To relieve sexual tension on a daily basis, use a sex doll that’s always ready to satisfy your wildest fantasies. You can enhance the experience with virtual reality goggles. Once your basic needs are met without overpaying, and you want to have fun, go on the hunt for an invigorating dose of hormonal explosion that will truly justify your investment — instead of constantly draining your resources in a long-term relationship when the novelty is gone. It’s like buying a jacket and paying full price for it every time you put it on.
The key is to separate the grain from the chaff: short dates are about sex and romantic fuel at the expense of hormones, and long-term relationships are about domesticity and basic survival at the expense of stability and predictability.
#SexWithoutStrings
LISTEN
Love is a trap, like a web that seems cozy, and in the end, it binds us in a cage. But don't we weave it ourselves, because we cannot live without the feeling of attachment?
"Love" is an attachment — a psychological crutch for an incomplete person who survives at the expense of others: the tribe.
"Familial love" is attachment to someone who helps you physically survive in this world.
"Friendship love" is attachment to someone who provides you with psycho-emotional support.
"Romantic love" is attachment to someone who helps you perpetuate your lineage.
Answering the question:
“Do you believe in lifelong romantic relationships?”
When "romantic love" is mentioned, a rational person understands it as a chemical reaction in the body, triggered for the purpose of reproduction. The effect of this hormonal surge spans the period of conception and the early stages of raising offspring, after which the body's hormonal balance returns to normal.
If, by the time of "sobering up," partners continue to stay together because they are held back by marriage, children, household obligations, fear of loneliness (a form of spiritual incompleteness), a mortgage, or the comfort of routine (which contradicts the human drive for transcendence), then — besides the internal fading caused by going against nature — the partner transforms from an object of desire into a relative or friend, and sometimes even into a stranger hindering personal development.
Romantic love, like any other form of love, is not attached to a particular person.
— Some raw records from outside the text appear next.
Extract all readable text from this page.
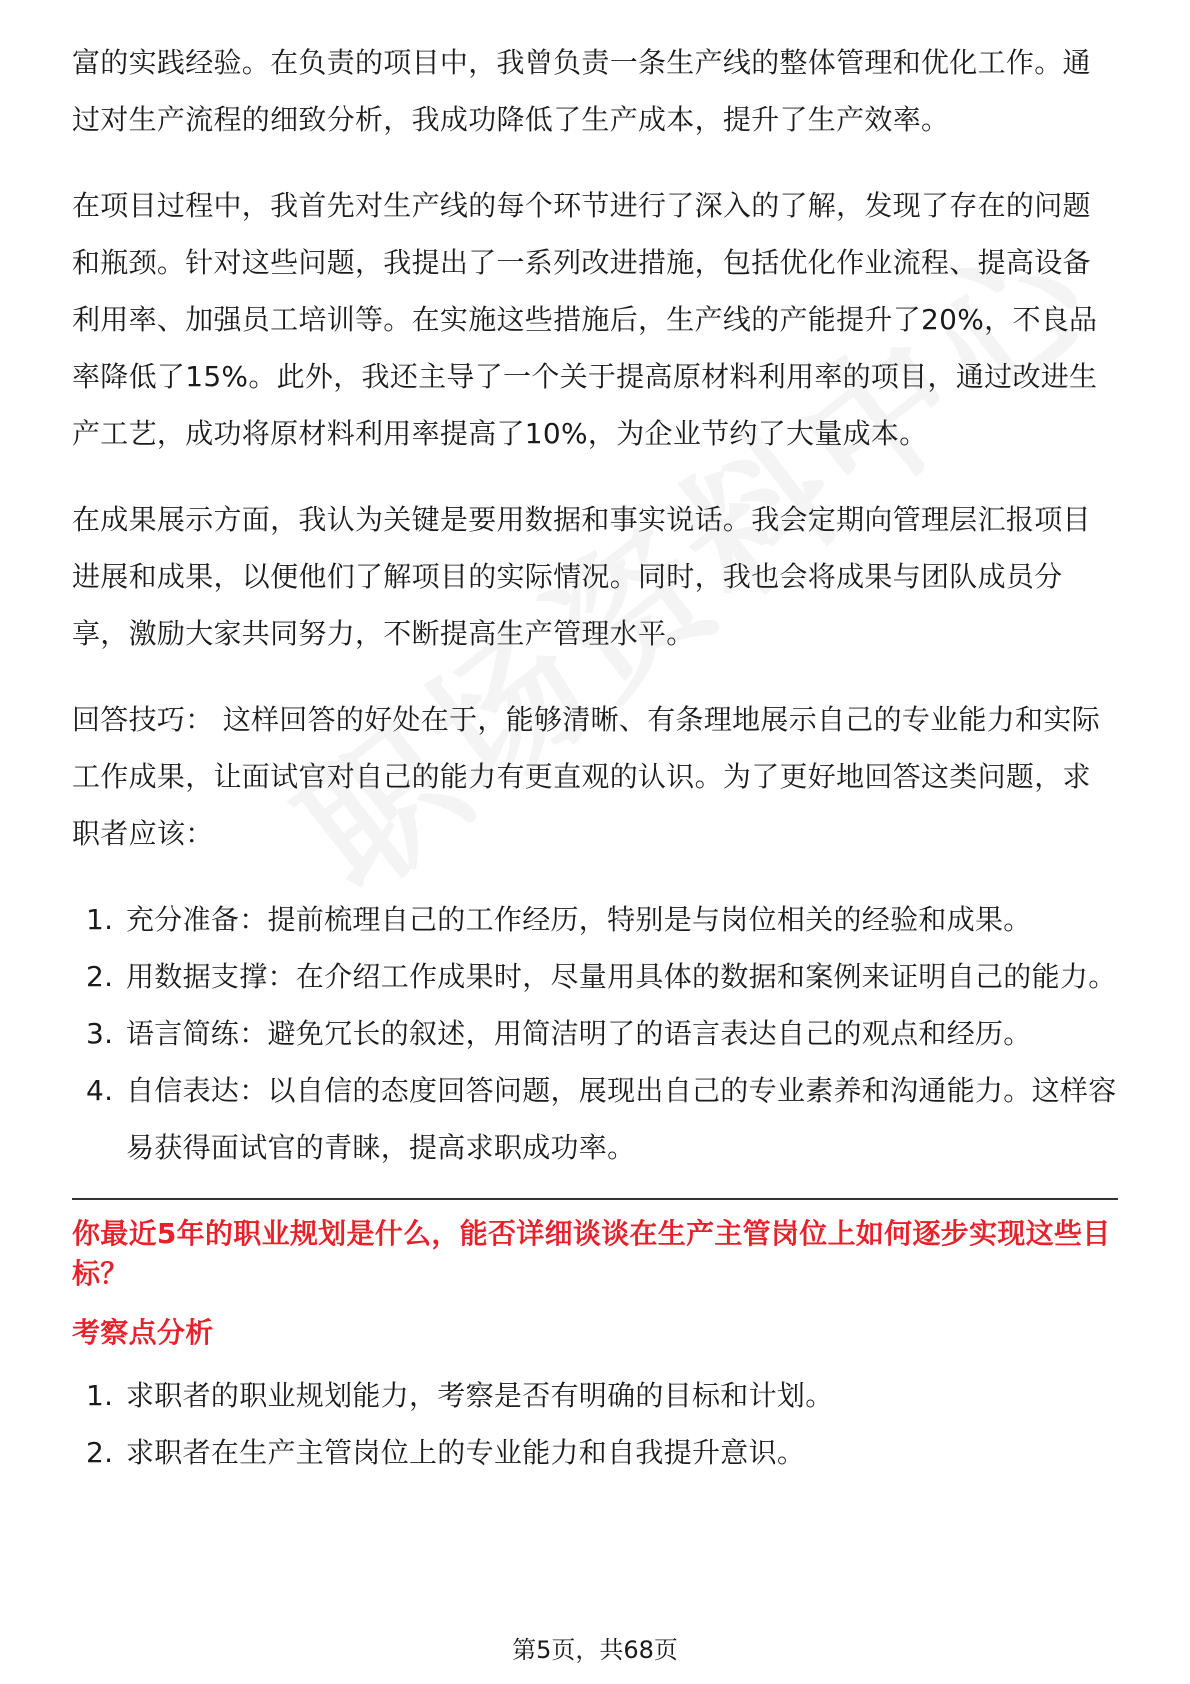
富的实践经验。在负责的项目中，我曾负责一条生产线的整体管理和优化工作。通过对生产流程的细致分析，我成功降低了生产成本，提升了生产效率。

在项目过程中，我首先对生产线的每个环节进行了深入的了解，发现了存在的问题和瓶颈。针对这些问题，我提出了一系列改进措施，包括优化作业流程、提高设备利用率、加强员工培训等。在实施这些措施后，生产线的产能提升了20%，不良品率降低了15%。此外，我还主导了一个关于提高原材料利用率的项目，通过改进生产工艺，成功将原材料利用率提高了10%，为企业节约了大量成本。

在成果展示方面，我认为关键是要用数据和事实说话。我会定期向管理层汇报项目进展和成果，以便他们了解项目的实际情况。同时，我也会将成果与团队成员分享，激励大家共同努力，不断提高生产管理水平。

回答技巧： 这样回答的好处在于，能够清晰、有条理地展示自己的专业能力和实际工作成果，让面试官对自己的能力有更直观的认识。为了更好地回答这类问题，求职者应该：

1. 充分准备：提前梳理自己的工作经历，特别是与岗位相关的经验和成果。
2. 用数据支撑：在介绍工作成果时，尽量用具体的数据和案例来证明自己的能力。
3. 语言简练：避免冗长的叙述，用简洁明了的语言表达自己的观点和经历。
4. 自信表达：以自信的态度回答问题，展现出自己的专业素养和沟通能力。这样容易获得面试官的青睐，提高求职成功率。
你最近5年的职业规划是什么，能否详细谈谈在生产主管岗位上如何逐步实现这些目标？
考察点分析
1. 求职者的职业规划能力，考察是否有明确的目标和计划。
2. 求职者在生产主管岗位上的专业能力和自我提升意识。
第5页，共68页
It is neither fate nor a "twin flame," but a random intersection of social and biological circumstances.
Experiencing romantic love throughout life is possible:
a) through polygamy or serial monogamy — constantly changing partners in pursuit of a "fresh dose" of hormonal intoxication;
b) with one partner, under artificially created conditions:
— long-distance relationships, where the power of idealization works — a fictional image is built, one that cannot be shattered by reality, which otherwise dilutes illusion the way water dilutes alcohol;
— rare meetings — to avoid depleting the effects of this hormonal surge;
— to end the relationship at the peak of the hormonal surge, allowing yourself to live off vivid memories for a lifetime.
The lower a person's intelligence, the greater their dependence on emotions, and the harder it becomes to perceive reality without emotional hallucinogens — tools people use to color what they see as empty and meaningless, simply because they have lost the ability to comprehend the depth of existence with a clear, rational mind.
The more exalted a person speaks about basic bodily needs — whether it's the instinct to reproduce or the act of defecation — the lower their capacity for rational thinking. Science has shattered countless illusions held by people with fragile psyches who rely on esotericism to ease the hollowness of their mindless existence.
However, in the destruction of these illusions lies the path to freedom — to a new level of understanding, where the world is no longer perceived through superficial emotions, but through its boundless depth and intellectual complexity. Once you accept the necessity of intellectual growth — instead of suppressing fears by replacing reality with pink unicorns — you begin not an anesthetic emotional "healing," but the path where the true majesty of Homo sapiens lies.